Santa Maria is the oldest island of the Azores and emerged from the sea around eight to ten million years ago © Sean 2013, Shutterstock
Along with being the oldest island, discovered in the 15th century, Santa Maria is also the sunniest member of the archipelago.
Santa Maria sees itself as the sun island. Its claims that, being a little further south and east than all the other islands, it receives more sunshine and enjoys higher sea temperatures – and these are indeed borne out by statistics. Sheep graze the flatlands around the airport, an area with virtually no trees, but this scenery changes rapidly on the approach to the central peak of Pico Alto, the island’s highest point at 590m. Here once again is the typically lush Azorean green forest with cryptomeria trees and pittosporum, mixed in places with native shrubs. Then comes the eastern half and its idyllic, picturesque, tranquil, verdant landscapes of woodland and pastures. These may be sprinkled with glimmering white traditional houses that are scattered, either in little clusters or in small villages. In places there are no buildings at all, or perhaps just a time-weathered basalt shelter tucked away in a corner of a field. There are dramatic coastlines, proud headlands and sheltered bays, and a novelty for the Azores: white sand. This island supplies the potters on São Miguel with some of their clay, and from deposits at Santana and Figueral came the lime to whitewash all the archipelago’s houses.
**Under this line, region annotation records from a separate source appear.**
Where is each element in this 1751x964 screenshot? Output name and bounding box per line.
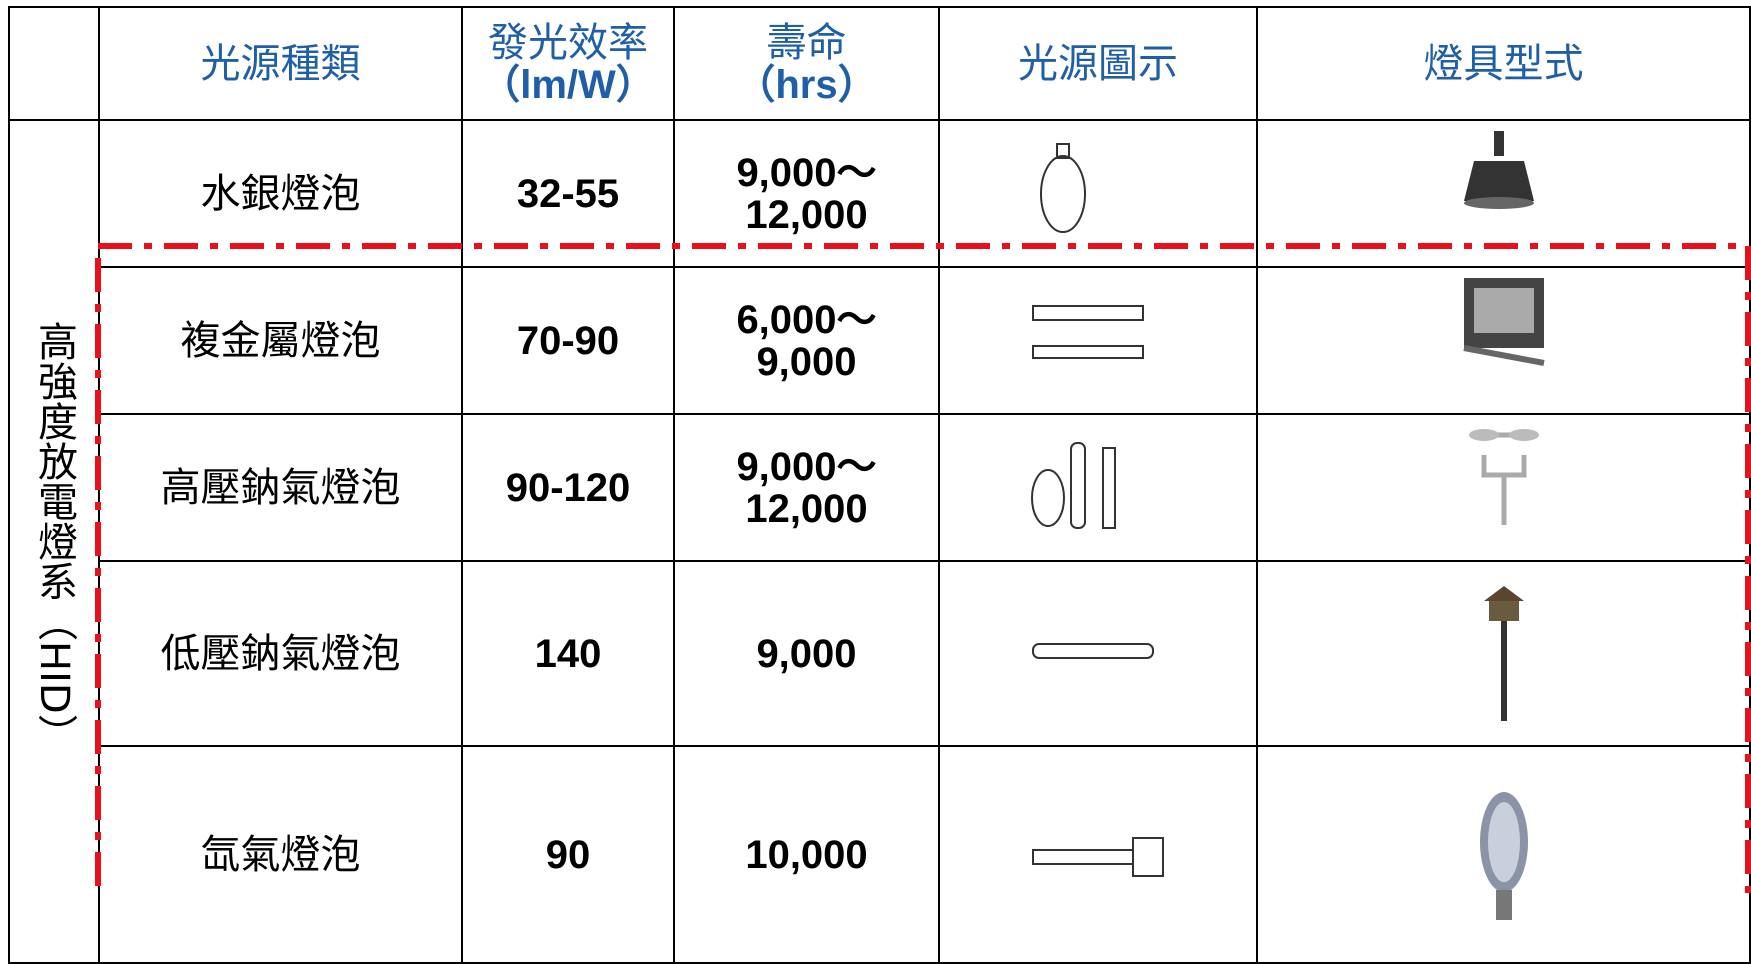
header-unit: （lm/W）	[480, 62, 656, 107]
fixture-icon	[1462, 278, 1545, 366]
header-cell: 燈具型式	[1256, 6, 1751, 121]
group-cell: 高強度放電燈系（HID）	[8, 119, 100, 964]
efficacy: 32-55	[516, 171, 620, 216]
lamp-table: 光源種類 發光效率 （lm/W） 壽命 （hrs） 光源圖示 燈具型式 高強度放電燈…	[8, 6, 1751, 964]
life-line: 6,000～	[736, 297, 877, 342]
fixture-icon-cell	[1256, 413, 1751, 562]
table-body: 光源種類 發光效率 （lm/W） 壽命 （hrs） 光源圖示 燈具型式 高強度放電燈…	[8, 6, 1751, 964]
lamp-icon	[1032, 642, 1154, 659]
life-line: 9,000	[756, 631, 857, 676]
lamp-icon-cell	[938, 413, 1258, 562]
header-text: 光源種類	[200, 40, 361, 87]
fixture-icon	[1468, 429, 1539, 525]
table-row: 氙氣燈泡 90 10,000	[9, 745, 1751, 964]
name-cell: 高壓鈉氣燈泡	[98, 413, 463, 562]
life-cell: 9,000～ 12,000	[673, 119, 940, 268]
life-cell: 10,000	[673, 745, 940, 964]
header-unit: （hrs）	[735, 62, 878, 107]
lamp-name: 氙氣燈泡	[200, 831, 361, 878]
header-text: 發光效率	[488, 19, 648, 66]
life-cell: 6,000～ 9,000	[673, 266, 940, 415]
fixture-icon-cell	[1256, 266, 1751, 415]
efficacy: 140	[534, 631, 602, 676]
life-line: 12,000	[745, 486, 868, 531]
efficacy-cell: 90	[461, 745, 675, 964]
efficacy-cell: 140	[461, 560, 675, 747]
fixture-icon-cell	[1256, 745, 1751, 964]
life-cell: 9,000	[673, 560, 940, 747]
efficacy-cell: 32-55	[461, 119, 675, 268]
header-row: 光源種類 發光效率 （lm/W） 壽命 （hrs） 光源圖示 燈具型式	[8, 6, 1751, 121]
lamp-icon-cell	[938, 560, 1258, 747]
life-line: 9,000～	[736, 150, 877, 195]
lamp-icon-cell	[938, 119, 1258, 268]
group-label: 高強度放電燈系（HID）	[31, 321, 77, 754]
name-cell: 複金屬燈泡	[98, 266, 463, 415]
fixture-icon	[1463, 131, 1534, 209]
name-cell: 水銀燈泡	[98, 119, 463, 268]
fixture-icon	[1483, 586, 1524, 721]
table-row: 低壓鈉氣燈泡 140 9,000	[9, 560, 1751, 747]
name-cell: 氙氣燈泡	[98, 745, 463, 964]
corner-cell	[8, 6, 100, 121]
life-line: 9,000～	[736, 444, 877, 489]
efficacy: 70-90	[516, 318, 620, 363]
header-cell: 發光效率 （lm/W）	[461, 6, 675, 121]
table-row: 高壓鈉氣燈泡 90-120 9,000～ 12,000	[9, 413, 1751, 562]
lamp-icon	[1031, 441, 1116, 529]
header-text: 燈具型式	[1423, 40, 1584, 87]
life-line: 12,000	[745, 192, 868, 237]
lamp-icon	[1040, 142, 1086, 233]
table-row: 複金屬燈泡 70-90 6,000～ 9,000	[9, 266, 1751, 415]
lamp-name: 水銀燈泡	[200, 170, 361, 217]
page-body: 光源種類 發光效率 （lm/W） 壽命 （hrs） 光源圖示 燈具型式 高強度放電燈…	[8, 6, 1751, 964]
header-text: 光源圖示	[1018, 40, 1178, 87]
name-cell: 低壓鈉氣燈泡	[98, 560, 463, 747]
fixture-icon	[1479, 792, 1528, 920]
header-cell: 光源種類	[98, 6, 463, 121]
lamp-icon	[1032, 836, 1164, 877]
fixture-icon-cell	[1256, 119, 1751, 268]
header-text: 壽命	[766, 19, 847, 66]
lamp-icon	[1032, 304, 1144, 359]
efficacy: 90-120	[505, 465, 631, 510]
life-line: 9,000	[756, 339, 857, 384]
life-line: 10,000	[745, 832, 868, 877]
table-row: 高強度放電燈系（HID） 水銀燈泡 32-55 9,000～ 12,000	[8, 119, 1751, 964]
lamp-name: 高壓鈉氣燈泡	[160, 464, 401, 511]
fixture-icon-cell	[1256, 560, 1751, 747]
lamp-icon-cell	[938, 266, 1258, 415]
lamp-icon-cell	[938, 745, 1258, 964]
efficacy-cell: 70-90	[461, 266, 675, 415]
efficacy: 90	[545, 832, 591, 877]
efficacy-cell: 90-120	[461, 413, 675, 562]
header-cell: 壽命 （hrs）	[673, 6, 940, 121]
life-cell: 9,000～ 12,000	[673, 413, 940, 562]
lamp-name: 低壓鈉氣燈泡	[160, 630, 401, 677]
header-cell: 光源圖示	[938, 6, 1258, 121]
page: {"header":{"columns":[["光源種類"],["發光效率","…	[8, 6, 1751, 964]
lamp-name: 複金屬燈泡	[180, 317, 381, 364]
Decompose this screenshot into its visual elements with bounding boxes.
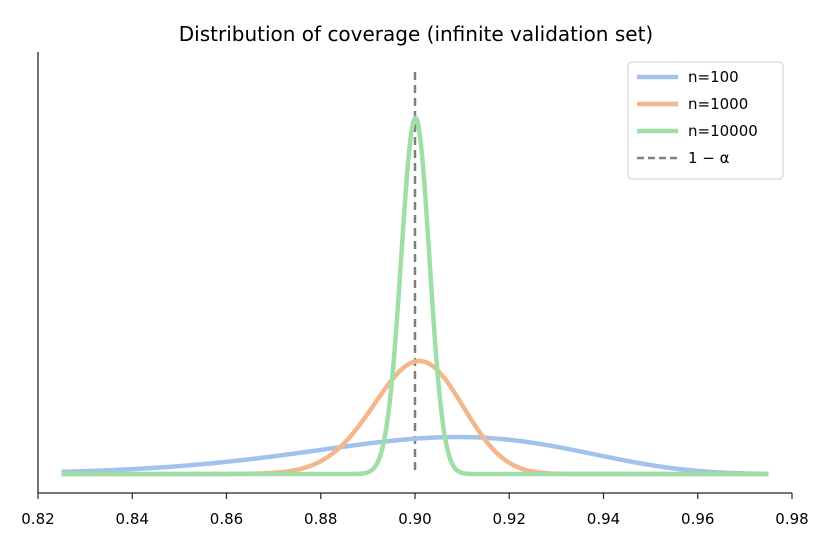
x-tick-label: 0.96	[681, 510, 714, 528]
series-line-n-10000	[60, 115, 770, 477]
x-tick-label: 0.92	[493, 510, 526, 528]
x-tick-label: 0.86	[210, 510, 243, 528]
x-tick-label: 0.98	[775, 510, 808, 528]
axes: 0.82 0.84 0.86 0.88 0.90 0.92 0.94 0.96 0.98	[21, 52, 809, 528]
x-tick-label: 0.94	[587, 510, 620, 528]
legend-label: n=100	[688, 68, 739, 86]
plot-area	[60, 72, 770, 477]
x-tick-label: 0.90	[398, 510, 431, 528]
chart-title: Distribution of coverage (infinite valid…	[179, 22, 653, 46]
series-line-n-100	[60, 434, 770, 477]
x-tick-label: 0.88	[304, 510, 337, 528]
x-tick-label: 0.82	[21, 510, 54, 528]
legend-label: n=1000	[688, 95, 748, 113]
legend: n=100 n=1000 n=10000 1 − α	[627, 61, 784, 180]
x-tick-label: 0.84	[116, 510, 149, 528]
legend-label: n=10000	[688, 122, 758, 140]
legend-label: 1 − α	[688, 149, 730, 167]
legend-box	[627, 61, 784, 180]
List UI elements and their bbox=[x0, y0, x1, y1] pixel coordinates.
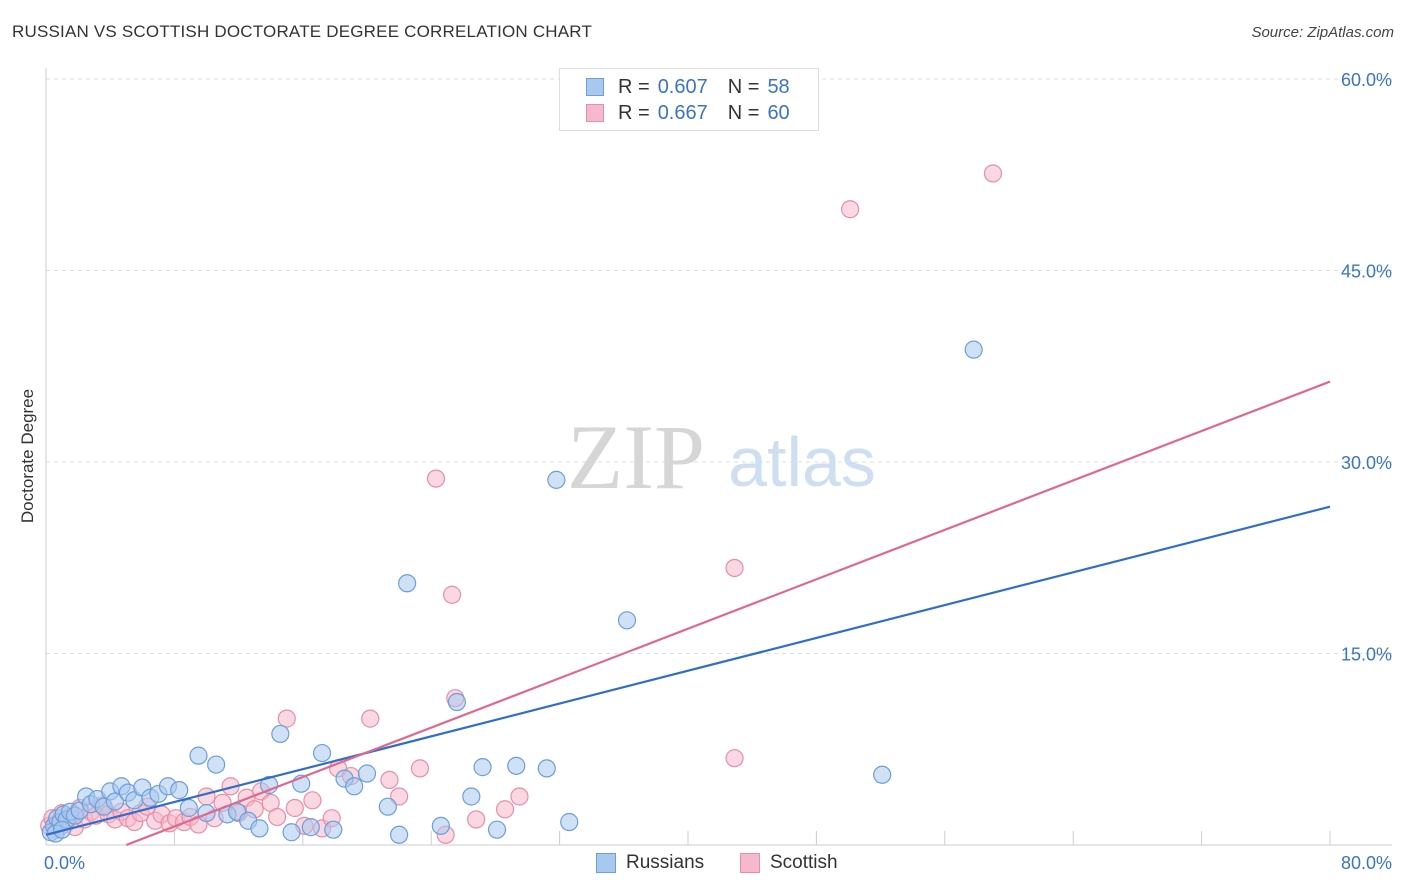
y-tick-label: 60.0% bbox=[1341, 70, 1392, 90]
y-tick-label: 45.0% bbox=[1341, 262, 1392, 282]
russian-point bbox=[170, 781, 189, 800]
russian-point bbox=[547, 470, 566, 489]
russian-point bbox=[487, 820, 507, 839]
russian-point bbox=[447, 692, 466, 712]
russian-point bbox=[207, 755, 226, 774]
legend-row-scottish: R = 0.667 N = 60 bbox=[586, 100, 810, 126]
russian-point bbox=[473, 758, 492, 777]
axes bbox=[45, 68, 1392, 846]
legend-r-label: R = bbox=[618, 75, 650, 98]
russian-point bbox=[312, 743, 332, 763]
trend-lines bbox=[45, 380, 1331, 847]
legend-n-value: 58 bbox=[767, 75, 790, 98]
correlation-legend: R = 0.607 N = 58 R = 0.667 N = 60 bbox=[559, 68, 819, 131]
russian-point bbox=[179, 798, 198, 818]
bottom-legend-swatch-scottish bbox=[740, 853, 760, 873]
scottish-point bbox=[410, 759, 430, 778]
russian-point bbox=[357, 764, 377, 783]
russian-point bbox=[250, 819, 269, 838]
bottom-legend-scottish: Scottish bbox=[740, 852, 838, 874]
scottish-point bbox=[380, 770, 399, 789]
russian-point bbox=[617, 611, 637, 630]
russian-point bbox=[462, 787, 481, 806]
bottom-legend-russians: Russians bbox=[596, 852, 704, 874]
scottish-point bbox=[197, 787, 216, 806]
bottom-legend-label-russians: Russians bbox=[626, 852, 705, 873]
bottom-legend-swatch-russians bbox=[596, 853, 616, 873]
bottom-legend-label-scottish: Scottish bbox=[770, 852, 838, 873]
scottish-point bbox=[303, 791, 322, 810]
legend-r-label: R = bbox=[618, 101, 650, 124]
scottish-point bbox=[510, 787, 529, 806]
legend-n-label: N = bbox=[727, 75, 760, 98]
watermark: ZIP atlas bbox=[567, 406, 876, 508]
scottish-trend-line bbox=[125, 380, 1331, 847]
scottish-point bbox=[285, 798, 304, 818]
russian-point bbox=[873, 765, 892, 784]
legend-n-value: 60 bbox=[767, 101, 790, 124]
legend-swatch-scottish bbox=[586, 104, 604, 122]
y-tick-label: 30.0% bbox=[1341, 453, 1392, 473]
scottish-point bbox=[495, 800, 515, 819]
russian-point bbox=[345, 777, 364, 796]
legend-r-value: 0.667 bbox=[657, 101, 708, 124]
source-credit: Source: ZipAtlas.com bbox=[1251, 24, 1394, 41]
scottish-point bbox=[467, 810, 486, 829]
scottish-point bbox=[983, 164, 1003, 183]
russian-point bbox=[398, 574, 417, 593]
legend-swatch-russians bbox=[586, 78, 604, 96]
scottish-point bbox=[725, 558, 744, 578]
tick-labels: 15.0% 30.0% 45.0% 60.0% 0.0% 80.0% bbox=[44, 70, 1392, 873]
russian-point bbox=[537, 759, 556, 778]
russian-point bbox=[282, 823, 301, 842]
scottish-point bbox=[361, 709, 380, 728]
watermark-atlas: atlas bbox=[728, 423, 876, 501]
scottish-point bbox=[426, 469, 446, 488]
russian-point bbox=[964, 340, 983, 359]
legend-n-label: N = bbox=[727, 101, 760, 124]
scottish-point bbox=[841, 200, 860, 219]
russian-point bbox=[271, 724, 290, 744]
russian-point bbox=[560, 812, 579, 832]
russian-point bbox=[301, 818, 320, 837]
russian-point bbox=[189, 746, 208, 765]
scottish-point bbox=[390, 787, 409, 806]
scottish-point bbox=[442, 585, 462, 604]
russian-point bbox=[390, 825, 409, 844]
russian-trend-line bbox=[45, 505, 1331, 836]
scottish-point bbox=[277, 709, 296, 728]
russian-point bbox=[431, 816, 450, 835]
russian-point bbox=[507, 756, 526, 775]
chart-title: RUSSIAN VS SCOTTISH DOCTORATE DEGREE COR… bbox=[12, 22, 593, 41]
watermark-zip: ZIP bbox=[567, 406, 705, 508]
scottish-point bbox=[268, 807, 287, 827]
x-tick-label: 80.0% bbox=[1341, 853, 1392, 873]
grid-layer bbox=[46, 78, 1392, 654]
data-points bbox=[40, 164, 1003, 844]
russian-point bbox=[324, 820, 343, 839]
russian-point bbox=[105, 792, 125, 811]
scottish-point bbox=[725, 749, 744, 768]
y-tick-label: 15.0% bbox=[1341, 645, 1392, 665]
x-tick-label: 0.0% bbox=[44, 853, 85, 873]
y-axis-label: Doctorate Degree bbox=[18, 388, 37, 524]
russian-point bbox=[378, 797, 397, 816]
legend-row-russians: R = 0.607 N = 58 bbox=[586, 74, 810, 100]
legend-r-value: 0.607 bbox=[657, 75, 708, 98]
Serious hikers can now spend a few days doing the Santa Maria circular walk. For drivers, to hire a car and meander along almost empty winding roads through such glorious countryside, stopping for views and parking the car at the end of a farm road and just exploring to the sound of birdsong, makes for a wonderful three or four days’ holiday. High sea cliffs provide precipitous views and you can drop down to the coast at Maia and São Lourenço for sea swimming in manmade pools with their own natural wave machine. Between exploring the varied environments you have the white sandy beach at Praia Formosa (though it disappears in the winter waves), and the sea pools at Anjos in which to relax. Other places of interest include the little chapel at Anjos associated with Columbus’s first landfall on his return from the Americas and the quite remarkable stone terraced vineyards at Maia, an extraordinary work of such great skill and energy you are left wondering at the effort humankind is prepared to make to produce wine! And then there’s the amazing red soils and almost desert landscape of Barreiro da Faneca, not forgetting that, in keeping with its status as the oldest Azore, this is the only island in the archipelago where you can find fossils.